There are several good candidates running, and I’m still an undecided voter myself. But there is one candidate running whose worldview lines up almost completely with my own. This is also the only candidate that doesn’t have a YouTube’s greatest hits of flip-flops, tough-to-justify endorsements of pro-infanticide RINOs, a comfy couch moment with Nancy Pelosi, nor any hint of scandal.
That candidate is Congresswoman Michele Bachmann.
Bachmann didn’t cave on the debt ceiling fiasco, she didn’t cave on the unconstitutional (illegal?) TARP, and she’s never caved on life and marriage when it came time to go on record as a lawmaker. Frankly, she’s shown more chutzpah than most of her male contemporaries. Instead of blogging about who can win or playing wannabe king-maker, this modern day Deborah deserves an “atta girl” from some of the men she’s shown more principled and determined leadership than.
That’s not to say Bachmann’s principles alone qualify her for the presidency, but it’s a good place to start. Sure, she still needs to better and more specifically explain how her principles will shape the way she governs going forward, and she needs to explain the implosion of her campaign following her victory in the Iowa Straw Poll. Being a good president is just as much about administrative capability as it is moral consistency.
But no other Republican presidential candidate running this cycle has been more consistently faithful as a public servant both in their personal and public life, so she at least deserves every opportunity to make her case to the voters before we move on to the “more electable” candidates and potentially get fooled again.
By the way, as for those “more electable candidates” here’s something to consider. In the last 10 years Bachmann has won seven truly contested elections – including becoming the first woman ever elected to Congress from Minnesota – if you count the Iowa Straw Poll. How does that stack up with a few of her campaign rivals?
Rick Perry: 4 (2002 Texas governor’s race, 2006 Texas governor’s race, 2010 Texas gubernatorial primary, and the 2010 Texas governor’s race)

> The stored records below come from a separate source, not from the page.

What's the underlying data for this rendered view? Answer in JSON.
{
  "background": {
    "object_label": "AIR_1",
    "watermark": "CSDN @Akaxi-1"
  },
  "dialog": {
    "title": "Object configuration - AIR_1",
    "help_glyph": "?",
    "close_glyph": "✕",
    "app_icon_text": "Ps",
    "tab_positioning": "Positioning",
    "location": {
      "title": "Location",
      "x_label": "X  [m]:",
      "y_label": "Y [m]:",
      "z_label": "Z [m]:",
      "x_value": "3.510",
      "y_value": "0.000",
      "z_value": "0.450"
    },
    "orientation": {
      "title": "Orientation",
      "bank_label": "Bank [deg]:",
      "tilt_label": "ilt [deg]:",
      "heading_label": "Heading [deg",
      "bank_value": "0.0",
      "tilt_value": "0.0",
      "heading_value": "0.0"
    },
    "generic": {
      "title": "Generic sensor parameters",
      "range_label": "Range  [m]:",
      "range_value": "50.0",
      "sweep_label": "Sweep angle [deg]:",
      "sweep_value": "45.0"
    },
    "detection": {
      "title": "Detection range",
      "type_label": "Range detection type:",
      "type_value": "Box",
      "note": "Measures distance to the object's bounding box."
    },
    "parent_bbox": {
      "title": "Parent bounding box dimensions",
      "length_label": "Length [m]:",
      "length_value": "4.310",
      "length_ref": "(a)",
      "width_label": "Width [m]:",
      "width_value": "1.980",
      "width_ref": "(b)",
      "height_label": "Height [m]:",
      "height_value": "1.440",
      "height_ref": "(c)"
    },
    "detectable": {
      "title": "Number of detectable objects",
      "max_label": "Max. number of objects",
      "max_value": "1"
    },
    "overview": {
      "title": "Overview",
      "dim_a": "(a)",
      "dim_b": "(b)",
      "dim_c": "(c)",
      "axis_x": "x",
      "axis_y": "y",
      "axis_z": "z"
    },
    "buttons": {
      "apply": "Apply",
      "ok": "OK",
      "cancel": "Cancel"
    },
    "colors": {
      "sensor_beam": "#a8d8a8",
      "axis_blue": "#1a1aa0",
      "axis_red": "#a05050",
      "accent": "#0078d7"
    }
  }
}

Mitt Romney: 3 (2002 Massachusetts governor’s race, 2007 Iowa Straw Poll, and the 2008 Michigan presidential primary)
Herman Cain: 0
Newt Gingrich: 0
Rick Santorum: 0
Are there things Bachmann has said and done I do disagree with? Absolutely! Heck, there are things I’ve said or done that I now disagree with. Nobody’s perfect, so there’s no need to make the perfect the enemy of the good. But we’re not looking for perfection. We’re looking for integrity, which I define as a moral consistency between belief and behavior. It’s pretty clear that Bachmann has that integrity, which is why she has also been found faithful.
Maintaining that integrity is more important than ever, because the clock is ticking on our civilization. Historically-speaking, nations that embrace the moral and financial bankruptcy crippling this nation don’t last very long. We do not have another generation to waste on bargaining with an ineffective and immoral system that seeks to snuff out all virtue at all times We need to challenge this failed system with integrity, and stop pouring new wine into old wineskins.
It is vital that we as Christians cease playing the political process game that has led to us being fooled time and time again, and instead do what is right no matter what the politicians, the pollsters, or the people around us are pressuring us to do.
We can start by supporting candidates that have proven their faithfulness, regardless of what those unfaithful to our Constitution and “the Laws of Nature and Nature’s God” try to tell us to do. Why would we take advice on how to do what’s right from those who don’t know right from wrong?